According to William McManus, the city’s police chief, authorities were first alerted by an emergency call at about 5:50 pm local time (2250 GMT). McManus also mentioned three people being in custody over the incident, however, he expressed that their connection to the incident remains unclear.
After President Biden received an overpour of backlash for tight immigration regulations, A spokesperson for U.S. Immigration and Customs Enforcement (ICE) said that its Homeland Security Investigations division was investigating “an alleged human smuggling event” in coordination with local police.

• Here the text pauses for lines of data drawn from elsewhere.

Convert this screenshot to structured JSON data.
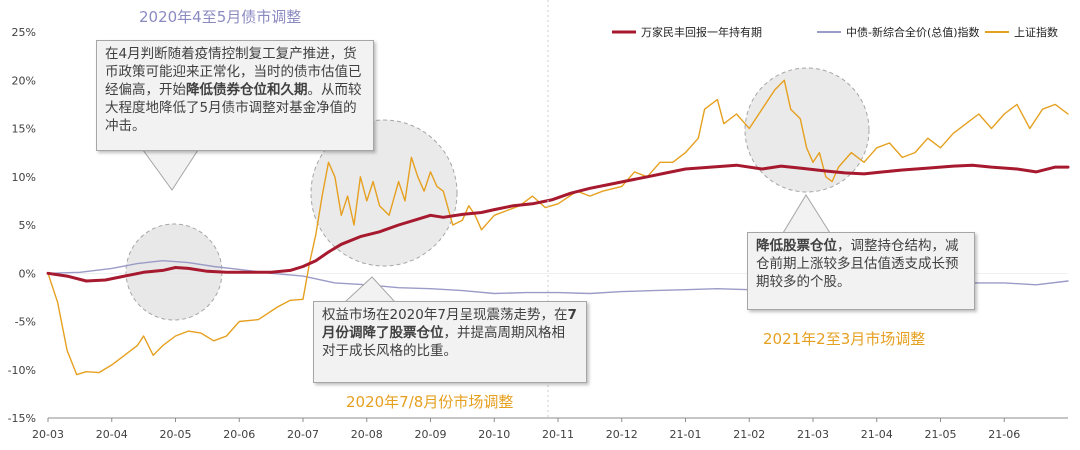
{
  "chart_data": {
    "type": "line",
    "x_ticks": [
      "20-03",
      "20-04",
      "20-05",
      "20-06",
      "20-07",
      "20-08",
      "20-09",
      "20-10",
      "20-11",
      "20-12",
      "21-01",
      "21-02",
      "21-03",
      "21-04",
      "21-05",
      "21-06"
    ],
    "y_ticks": [
      "25%",
      "20%",
      "15%",
      "10%",
      "5%",
      "0%",
      "-5%",
      "-10%",
      "-15%"
    ],
    "ylim": [
      -15,
      25
    ],
    "grid": false,
    "legend_position": "top-right",
    "series": [
      {
        "name": "万家民丰回报一年持有期",
        "color": "#a6192e",
        "points": [
          [
            0,
            0
          ],
          [
            0.3,
            -0.3
          ],
          [
            0.6,
            -0.8
          ],
          [
            0.9,
            -0.7
          ],
          [
            1.2,
            -0.3
          ],
          [
            1.5,
            0.1
          ],
          [
            1.8,
            0.3
          ],
          [
            2.0,
            0.6
          ],
          [
            2.2,
            0.5
          ],
          [
            2.5,
            0.2
          ],
          [
            2.8,
            0.1
          ],
          [
            3.1,
            0.1
          ],
          [
            3.5,
            0.1
          ],
          [
            3.8,
            0.3
          ],
          [
            4.0,
            0.7
          ],
          [
            4.2,
            1.3
          ],
          [
            4.4,
            2.2
          ],
          [
            4.6,
            3.0
          ],
          [
            4.9,
            3.8
          ],
          [
            5.2,
            4.3
          ],
          [
            5.5,
            5.0
          ],
          [
            5.8,
            5.6
          ],
          [
            6.0,
            6.0
          ],
          [
            6.2,
            5.8
          ],
          [
            6.5,
            6.1
          ],
          [
            6.8,
            6.3
          ],
          [
            7.0,
            6.6
          ],
          [
            7.3,
            7.0
          ],
          [
            7.6,
            7.2
          ],
          [
            7.9,
            7.6
          ],
          [
            8.2,
            8.3
          ],
          [
            8.5,
            8.8
          ],
          [
            8.8,
            9.2
          ],
          [
            9.1,
            9.6
          ],
          [
            9.4,
            10.0
          ],
          [
            9.7,
            10.4
          ],
          [
            10.0,
            10.8
          ],
          [
            10.4,
            11.0
          ],
          [
            10.8,
            11.2
          ],
          [
            11.2,
            10.8
          ],
          [
            11.5,
            11.1
          ],
          [
            11.8,
            10.9
          ],
          [
            12.2,
            10.6
          ],
          [
            12.5,
            10.4
          ],
          [
            12.8,
            10.3
          ],
          [
            13.1,
            10.5
          ],
          [
            13.4,
            10.7
          ],
          [
            13.8,
            10.9
          ],
          [
            14.2,
            11.1
          ],
          [
            14.5,
            11.2
          ],
          [
            14.8,
            11.0
          ],
          [
            15.2,
            10.8
          ],
          [
            15.5,
            10.5
          ],
          [
            15.8,
            11.0
          ],
          [
            16.0,
            11.0
          ]
        ]
      },
      {
        "name": "中债-新综合全价(总值)指数",
        "color": "#9b9bc8",
        "points": [
          [
            0,
            0
          ],
          [
            0.5,
            0.1
          ],
          [
            1.0,
            0.5
          ],
          [
            1.4,
            1.0
          ],
          [
            1.8,
            1.3
          ],
          [
            2.2,
            1.1
          ],
          [
            2.6,
            0.7
          ],
          [
            3.0,
            0.4
          ],
          [
            3.5,
            0.0
          ],
          [
            4.0,
            -0.3
          ],
          [
            4.5,
            -1.0
          ],
          [
            5.0,
            -1.2
          ],
          [
            5.5,
            -1.5
          ],
          [
            6.0,
            -1.6
          ],
          [
            6.5,
            -1.8
          ],
          [
            7.0,
            -2.1
          ],
          [
            7.5,
            -2.0
          ],
          [
            8.0,
            -2.0
          ],
          [
            8.5,
            -2.1
          ],
          [
            9.0,
            -1.9
          ],
          [
            9.5,
            -1.8
          ],
          [
            10.0,
            -1.7
          ],
          [
            10.5,
            -1.6
          ],
          [
            11.0,
            -1.7
          ],
          [
            11.5,
            -1.5
          ],
          [
            12.0,
            -1.4
          ],
          [
            12.5,
            -1.2
          ],
          [
            13.0,
            -1.1
          ],
          [
            13.5,
            -1.1
          ],
          [
            14.0,
            -1.0
          ],
          [
            14.5,
            -1.0
          ],
          [
            15.0,
            -1.0
          ],
          [
            15.5,
            -1.2
          ],
          [
            16.0,
            -0.8
          ]
        ]
      },
      {
        "name": "上证指数",
        "color": "#e6a020",
        "points": [
          [
            0,
            0
          ],
          [
            0.15,
            -3
          ],
          [
            0.3,
            -8
          ],
          [
            0.45,
            -10.5
          ],
          [
            0.6,
            -10.2
          ],
          [
            0.8,
            -10.3
          ],
          [
            1.0,
            -9.5
          ],
          [
            1.2,
            -8.5
          ],
          [
            1.4,
            -7.5
          ],
          [
            1.5,
            -6.5
          ],
          [
            1.65,
            -8.5
          ],
          [
            1.8,
            -7.5
          ],
          [
            2.0,
            -6.5
          ],
          [
            2.2,
            -6.0
          ],
          [
            2.4,
            -6.2
          ],
          [
            2.6,
            -7.0
          ],
          [
            2.8,
            -6.5
          ],
          [
            3.0,
            -5.0
          ],
          [
            3.3,
            -4.8
          ],
          [
            3.6,
            -3.5
          ],
          [
            3.8,
            -2.8
          ],
          [
            4.0,
            -2.7
          ],
          [
            4.1,
            1.0
          ],
          [
            4.2,
            4.0
          ],
          [
            4.3,
            8.0
          ],
          [
            4.4,
            11.5
          ],
          [
            4.5,
            10.0
          ],
          [
            4.6,
            6.0
          ],
          [
            4.7,
            8.0
          ],
          [
            4.8,
            5.0
          ],
          [
            4.9,
            10.0
          ],
          [
            5.0,
            7.5
          ],
          [
            5.1,
            9.5
          ],
          [
            5.2,
            7.0
          ],
          [
            5.35,
            6.0
          ],
          [
            5.5,
            9.5
          ],
          [
            5.6,
            7.5
          ],
          [
            5.7,
            12.0
          ],
          [
            5.8,
            10.0
          ],
          [
            5.9,
            8.5
          ],
          [
            6.0,
            10.5
          ],
          [
            6.1,
            9.0
          ],
          [
            6.2,
            8.5
          ],
          [
            6.35,
            5.0
          ],
          [
            6.5,
            5.5
          ],
          [
            6.6,
            7.0
          ],
          [
            6.7,
            6.0
          ],
          [
            6.8,
            4.5
          ],
          [
            7.0,
            6.0
          ],
          [
            7.2,
            6.5
          ],
          [
            7.4,
            7.0
          ],
          [
            7.6,
            8.0
          ],
          [
            7.8,
            6.8
          ],
          [
            8.0,
            7.2
          ],
          [
            8.3,
            8.5
          ],
          [
            8.5,
            8.0
          ],
          [
            8.7,
            8.5
          ],
          [
            9.0,
            9.0
          ],
          [
            9.2,
            10.5
          ],
          [
            9.4,
            10.0
          ],
          [
            9.6,
            11.5
          ],
          [
            9.8,
            11.5
          ],
          [
            10.0,
            12.5
          ],
          [
            10.2,
            14.0
          ],
          [
            10.3,
            17.0
          ],
          [
            10.5,
            18.0
          ],
          [
            10.6,
            15.5
          ],
          [
            10.8,
            16.5
          ],
          [
            11.0,
            15.0
          ],
          [
            11.2,
            17.0
          ],
          [
            11.4,
            19.0
          ],
          [
            11.55,
            20.0
          ],
          [
            11.65,
            17.0
          ],
          [
            11.8,
            16.0
          ],
          [
            11.9,
            13.0
          ],
          [
            12.0,
            11.5
          ],
          [
            12.1,
            12.5
          ],
          [
            12.2,
            10.0
          ],
          [
            12.3,
            9.5
          ],
          [
            12.4,
            11.0
          ],
          [
            12.6,
            12.5
          ],
          [
            12.8,
            11.5
          ],
          [
            13.0,
            13.0
          ],
          [
            13.2,
            13.5
          ],
          [
            13.4,
            12.0
          ],
          [
            13.6,
            12.5
          ],
          [
            13.8,
            14.0
          ],
          [
            14.0,
            13.0
          ],
          [
            14.2,
            14.5
          ],
          [
            14.4,
            15.5
          ],
          [
            14.6,
            16.5
          ],
          [
            14.8,
            15.0
          ],
          [
            15.0,
            16.5
          ],
          [
            15.2,
            17.5
          ],
          [
            15.4,
            15.0
          ],
          [
            15.6,
            17.0
          ],
          [
            15.8,
            17.5
          ],
          [
            16.0,
            16.5
          ]
        ]
      }
    ]
  },
  "annotations": {
    "title_2020_apr_may": "2020年4至5月债市调整",
    "title_2020_jul_aug": "2020年7/8月份市场调整",
    "title_2021_feb_mar": "2021年2至3月市场调整",
    "title_color_blue": "#8b8bc2",
    "title_color_orange": "#e6a020",
    "callout1": {
      "text_a": "在4月判断随着疫情控制复工复产推进，货币政策可能迎来正常化，当时的债市估值已经偏高，开始",
      "bold": "降低债券仓位和久期",
      "text_b": "。从而较大程度地降低了5月债市调整对基金净值的冲击。"
    },
    "callout2": {
      "text_a": "权益市场在2020年7月呈现震荡走势，在",
      "bold": "7月份调降了股票仓位",
      "text_b": "，并提高周期风格相对于成长风格的比重。"
    },
    "callout3": {
      "bold": "降低股票仓位",
      "text_b": "，调整持仓结构，减仓前期上涨较多且估值透支成长预期较多的个股。"
    }
  }
}
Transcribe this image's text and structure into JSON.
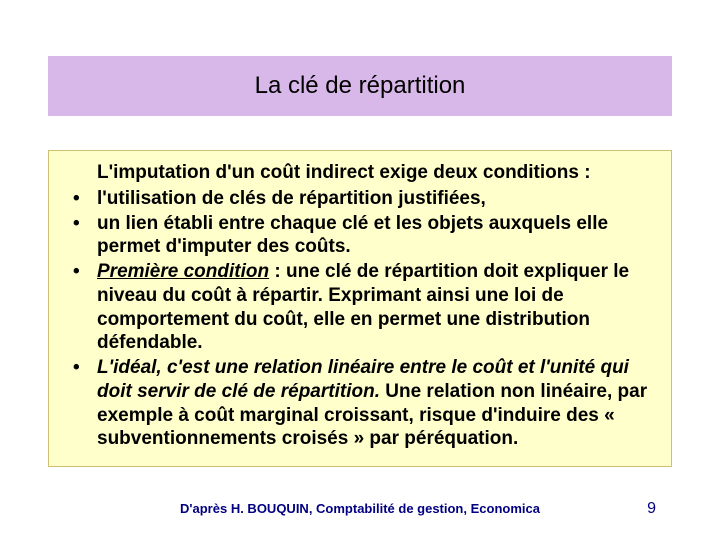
{
  "colors": {
    "title_bg": "#d8b8e8",
    "content_bg": "#ffffcc",
    "content_border": "#d0c070",
    "text": "#000000",
    "footer": "#000080"
  },
  "title": "La clé de répartition",
  "intro": "L'imputation d'un coût indirect exige deux conditions :",
  "bullets": [
    {
      "html": "l'utilisation de clés de répartition justifiées,"
    },
    {
      "html": "un lien établi entre chaque clé et les objets auxquels elle permet d'imputer des coûts."
    },
    {
      "html": "<span class=\"italic underline\">Première condition</span> : une clé de répartition doit expliquer le niveau du coût à répartir. Exprimant ainsi une loi de comportement du coût, elle en permet une distribution défendable."
    },
    {
      "html": "<span class=\"italic\">L'idéal, c'est une relation linéaire entre le coût et l'unité qui doit servir de clé de répartition.</span> Une relation non linéaire, par exemple à coût marginal croissant, risque d'induire des « subventionnements croisés » par péréquation."
    }
  ],
  "footer_credit": "D'après H. BOUQUIN, Comptabilité de gestion, Economica",
  "page_number": "9"
}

The deaths illustrate the challenge of controlling migrant crossings at the U.S.-Mexico border, which have reached record highs. Mexico’s foreign minister Marcelo Ebrard referred to the migrants’ suffocation in the truck as the “tragedy in Texas” on Twitter, and promised that embassy agents would visit the hospitals where the victims had been transferred to help in “any way possible.”
A spokesman for the Honduran foreign ministry told Reuters the country’s consulates in not just Houston, but also Dallas will continue to investigate the incident.